The impact on patients of this decision has of course been referred to by the medical experts, but more I felt  with an air of profound sadness than with any real sense of conviction that the impact on individuals will be taken into account by NICE. In contrast, the stories of these people and their families were trumpeted indignantly and loudly by a number of journalists.

In the UK and in many other healthcare systems in the world, increasingly it seems that if something can’t be quantified- in pounds, dollars or whatever the local currency is- then it doesn’t matter. In making their calculations of cost-effectiveness economists do of course attempt to acknowledge the value people place on life itself. QALYS- Quality Adjusted Life Years- are perhaps the best known example of how this is done. Looking at the different ways in which NICE evaluated treatment to prevent blindness versus treatment to prolong the life of a cancer patient, it’s difficult however to avoid the conclusion that the only argument that appears to carry any real weight is one which involves cost savings.

Sadly, none of this surprises or even shocks me any more. But what does disturb me is the rapid shift in how the nature of these funding decisions is framed within the mainstream media. The media coverage is of course aggressively shaped by press releases from both NICE and interested parties such as doctors organisations and patient groups and charities. The focus on cost-benefit analyses accurately reflects the basis on which NICE functions. Adopting this focus may, for the moment, provide strategic advantage to certain groups, campaigning and arguing for access to treatments. But if, as a consequence of adopting the only language NICE seems to understand, the stories and the voices of patients and families are lost, then what hope will there be for those who find themselves no longer able to contribute wealth or save society money? Are we all to be reduced to economic units, replaceable, interchangeable, expendable?

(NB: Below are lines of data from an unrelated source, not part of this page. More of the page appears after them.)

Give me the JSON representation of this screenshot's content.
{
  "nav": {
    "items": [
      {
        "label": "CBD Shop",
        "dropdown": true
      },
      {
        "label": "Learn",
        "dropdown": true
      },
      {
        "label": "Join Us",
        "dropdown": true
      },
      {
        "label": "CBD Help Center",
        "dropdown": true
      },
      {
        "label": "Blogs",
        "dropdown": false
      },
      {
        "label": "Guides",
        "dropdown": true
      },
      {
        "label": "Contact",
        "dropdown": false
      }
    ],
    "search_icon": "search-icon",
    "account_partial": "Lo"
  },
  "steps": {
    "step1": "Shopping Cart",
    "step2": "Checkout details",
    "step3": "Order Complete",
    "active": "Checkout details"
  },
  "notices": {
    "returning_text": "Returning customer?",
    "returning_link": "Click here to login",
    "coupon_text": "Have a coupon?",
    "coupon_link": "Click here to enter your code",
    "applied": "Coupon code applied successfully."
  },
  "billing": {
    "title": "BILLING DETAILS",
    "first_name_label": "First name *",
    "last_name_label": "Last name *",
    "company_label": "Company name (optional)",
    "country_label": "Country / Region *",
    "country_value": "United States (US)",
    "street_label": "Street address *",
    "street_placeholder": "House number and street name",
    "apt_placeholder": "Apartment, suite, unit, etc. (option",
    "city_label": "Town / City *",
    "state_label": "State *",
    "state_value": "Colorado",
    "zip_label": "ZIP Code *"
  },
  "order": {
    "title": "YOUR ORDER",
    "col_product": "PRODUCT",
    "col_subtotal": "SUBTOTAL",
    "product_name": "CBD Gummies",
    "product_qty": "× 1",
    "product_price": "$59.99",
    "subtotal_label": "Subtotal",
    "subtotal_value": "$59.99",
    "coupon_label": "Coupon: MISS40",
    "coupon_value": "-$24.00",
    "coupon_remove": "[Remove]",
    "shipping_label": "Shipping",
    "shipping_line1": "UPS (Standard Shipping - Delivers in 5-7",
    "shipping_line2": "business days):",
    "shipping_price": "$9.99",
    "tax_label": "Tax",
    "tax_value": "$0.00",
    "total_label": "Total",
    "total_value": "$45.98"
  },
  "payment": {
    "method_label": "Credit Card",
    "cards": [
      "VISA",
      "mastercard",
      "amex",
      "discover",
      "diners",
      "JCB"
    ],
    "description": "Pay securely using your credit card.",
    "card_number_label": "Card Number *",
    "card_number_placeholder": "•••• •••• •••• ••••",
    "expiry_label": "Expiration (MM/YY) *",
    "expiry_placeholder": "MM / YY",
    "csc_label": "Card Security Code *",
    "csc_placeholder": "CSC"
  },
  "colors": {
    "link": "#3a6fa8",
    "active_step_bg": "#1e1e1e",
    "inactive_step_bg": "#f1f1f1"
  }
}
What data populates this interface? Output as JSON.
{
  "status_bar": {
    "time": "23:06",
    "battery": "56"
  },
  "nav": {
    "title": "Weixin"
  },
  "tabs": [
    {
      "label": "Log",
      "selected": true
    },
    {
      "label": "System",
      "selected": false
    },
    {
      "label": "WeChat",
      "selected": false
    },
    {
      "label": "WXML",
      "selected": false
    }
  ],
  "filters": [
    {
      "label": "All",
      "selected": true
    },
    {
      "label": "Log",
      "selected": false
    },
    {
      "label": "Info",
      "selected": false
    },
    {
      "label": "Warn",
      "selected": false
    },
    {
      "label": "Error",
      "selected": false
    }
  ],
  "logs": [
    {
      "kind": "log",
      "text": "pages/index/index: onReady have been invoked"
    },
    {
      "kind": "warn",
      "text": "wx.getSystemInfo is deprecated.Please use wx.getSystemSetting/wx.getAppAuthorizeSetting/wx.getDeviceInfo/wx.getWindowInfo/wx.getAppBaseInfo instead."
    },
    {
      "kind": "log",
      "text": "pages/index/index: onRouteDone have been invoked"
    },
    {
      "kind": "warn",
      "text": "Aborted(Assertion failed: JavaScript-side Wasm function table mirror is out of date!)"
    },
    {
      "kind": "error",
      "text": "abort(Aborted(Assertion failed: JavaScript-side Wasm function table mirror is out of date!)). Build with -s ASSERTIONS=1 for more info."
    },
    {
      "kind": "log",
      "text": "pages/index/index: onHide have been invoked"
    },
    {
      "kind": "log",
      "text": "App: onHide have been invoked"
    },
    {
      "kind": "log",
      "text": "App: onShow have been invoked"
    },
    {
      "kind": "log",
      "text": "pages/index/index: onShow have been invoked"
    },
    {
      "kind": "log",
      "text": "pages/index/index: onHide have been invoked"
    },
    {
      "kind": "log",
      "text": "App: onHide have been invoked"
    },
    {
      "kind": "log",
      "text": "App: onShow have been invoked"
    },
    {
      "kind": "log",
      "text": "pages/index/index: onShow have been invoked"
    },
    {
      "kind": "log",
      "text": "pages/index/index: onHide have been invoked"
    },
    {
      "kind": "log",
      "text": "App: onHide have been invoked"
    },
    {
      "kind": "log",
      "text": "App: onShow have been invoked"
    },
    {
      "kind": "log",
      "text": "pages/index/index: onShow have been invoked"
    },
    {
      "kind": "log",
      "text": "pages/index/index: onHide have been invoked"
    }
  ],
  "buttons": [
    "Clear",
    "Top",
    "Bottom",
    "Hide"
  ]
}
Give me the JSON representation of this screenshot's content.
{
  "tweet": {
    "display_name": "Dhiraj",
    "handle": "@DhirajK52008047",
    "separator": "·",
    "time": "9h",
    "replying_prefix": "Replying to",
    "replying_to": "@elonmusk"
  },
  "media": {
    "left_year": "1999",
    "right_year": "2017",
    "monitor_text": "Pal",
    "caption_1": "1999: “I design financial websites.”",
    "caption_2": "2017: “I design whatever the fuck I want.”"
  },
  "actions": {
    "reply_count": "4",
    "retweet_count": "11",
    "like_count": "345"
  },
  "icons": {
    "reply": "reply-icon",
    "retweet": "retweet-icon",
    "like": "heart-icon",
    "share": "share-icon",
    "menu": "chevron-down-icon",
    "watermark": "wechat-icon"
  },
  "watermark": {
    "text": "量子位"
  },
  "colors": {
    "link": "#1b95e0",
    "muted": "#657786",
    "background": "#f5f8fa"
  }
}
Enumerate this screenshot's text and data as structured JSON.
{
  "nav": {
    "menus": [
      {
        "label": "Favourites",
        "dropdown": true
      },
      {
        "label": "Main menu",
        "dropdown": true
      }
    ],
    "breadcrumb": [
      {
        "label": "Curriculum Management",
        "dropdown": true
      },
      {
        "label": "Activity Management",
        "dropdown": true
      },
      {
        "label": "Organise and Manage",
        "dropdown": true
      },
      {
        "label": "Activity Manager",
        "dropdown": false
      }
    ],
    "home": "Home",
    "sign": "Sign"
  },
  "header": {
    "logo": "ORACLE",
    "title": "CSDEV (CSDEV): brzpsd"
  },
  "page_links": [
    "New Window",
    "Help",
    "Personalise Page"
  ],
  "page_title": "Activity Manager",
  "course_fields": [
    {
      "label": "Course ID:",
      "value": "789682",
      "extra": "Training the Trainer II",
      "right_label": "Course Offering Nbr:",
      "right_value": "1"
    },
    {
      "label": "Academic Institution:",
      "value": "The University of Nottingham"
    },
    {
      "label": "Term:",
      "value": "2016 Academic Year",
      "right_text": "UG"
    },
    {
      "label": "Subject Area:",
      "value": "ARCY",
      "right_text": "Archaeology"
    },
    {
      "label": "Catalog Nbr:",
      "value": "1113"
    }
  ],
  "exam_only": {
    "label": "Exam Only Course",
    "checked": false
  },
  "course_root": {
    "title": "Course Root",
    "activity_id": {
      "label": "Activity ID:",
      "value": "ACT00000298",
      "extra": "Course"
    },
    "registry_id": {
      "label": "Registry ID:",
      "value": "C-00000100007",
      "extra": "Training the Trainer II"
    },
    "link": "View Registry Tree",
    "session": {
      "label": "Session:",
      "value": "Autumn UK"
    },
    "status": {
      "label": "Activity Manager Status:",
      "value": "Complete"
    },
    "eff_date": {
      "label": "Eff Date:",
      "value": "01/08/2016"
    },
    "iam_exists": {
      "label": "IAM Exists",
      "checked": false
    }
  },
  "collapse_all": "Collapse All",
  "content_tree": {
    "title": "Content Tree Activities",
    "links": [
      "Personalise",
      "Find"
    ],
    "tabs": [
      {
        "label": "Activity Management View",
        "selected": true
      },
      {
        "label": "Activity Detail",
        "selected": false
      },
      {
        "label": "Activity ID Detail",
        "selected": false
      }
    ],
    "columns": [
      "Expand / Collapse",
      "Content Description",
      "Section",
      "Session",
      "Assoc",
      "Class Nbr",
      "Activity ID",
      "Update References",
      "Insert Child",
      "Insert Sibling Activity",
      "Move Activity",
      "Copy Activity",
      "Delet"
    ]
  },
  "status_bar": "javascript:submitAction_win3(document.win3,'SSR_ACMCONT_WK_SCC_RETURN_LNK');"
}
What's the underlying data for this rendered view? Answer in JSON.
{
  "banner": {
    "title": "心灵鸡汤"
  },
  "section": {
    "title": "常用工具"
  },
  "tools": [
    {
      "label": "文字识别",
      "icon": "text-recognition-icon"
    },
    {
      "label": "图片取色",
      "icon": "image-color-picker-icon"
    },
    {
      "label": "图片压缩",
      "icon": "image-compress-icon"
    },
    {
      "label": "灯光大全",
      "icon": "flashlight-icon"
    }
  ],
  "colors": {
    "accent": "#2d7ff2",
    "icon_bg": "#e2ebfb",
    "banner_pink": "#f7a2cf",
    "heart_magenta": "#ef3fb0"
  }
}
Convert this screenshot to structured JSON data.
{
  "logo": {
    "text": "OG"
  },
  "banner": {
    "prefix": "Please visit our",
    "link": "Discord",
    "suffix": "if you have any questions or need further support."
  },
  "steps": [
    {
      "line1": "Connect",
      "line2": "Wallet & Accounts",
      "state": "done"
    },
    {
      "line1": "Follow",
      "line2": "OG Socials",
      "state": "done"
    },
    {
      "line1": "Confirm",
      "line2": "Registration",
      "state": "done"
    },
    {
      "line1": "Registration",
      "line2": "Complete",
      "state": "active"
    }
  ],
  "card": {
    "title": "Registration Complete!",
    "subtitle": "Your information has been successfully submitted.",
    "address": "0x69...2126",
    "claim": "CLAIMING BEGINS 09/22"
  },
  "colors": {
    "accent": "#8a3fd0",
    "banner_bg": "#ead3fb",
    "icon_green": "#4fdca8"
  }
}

Which brings me to my second example. A case study if you will. Consider an elderly woman, already very physically dependent on others, whose only pleasure in life is to read. She develops wet macular degeneration. Giving her the drug to stop her going blind will be expensive. Since she already requires round the clock nursing home care there will be no additional cost if she were to become blind. It is not cost-effective- per the NICE model- to treat her but it is effective and of immense value to her.

Thankfully she will get the treatment. The NICE guidelines don’t require individual cost savings to be calculated before prescribing can begin. Not in this case at least. But one day, sooner rather than later, there will be another situation, another case, another person, where no cost savings will be found to justify (by NICE’s criteria) the approval of a treatment, no matter how valuable the effects of the treatment are to the individuals involved.

Ask yourself this: how easy will it be, is it now, for the old/ dependent/ mentally unwell to articulate their concerns and have their voices heard. Of course money matters. Of course managing it wisely is an important indeed essential part of optimising health and well-being. Nevertheless it remains as important as ever not to lose sight of the fact- no pun intended- that not everything that matters can be counted in hard currency. Which is why those stories need to keep being told and those voices need to be heard.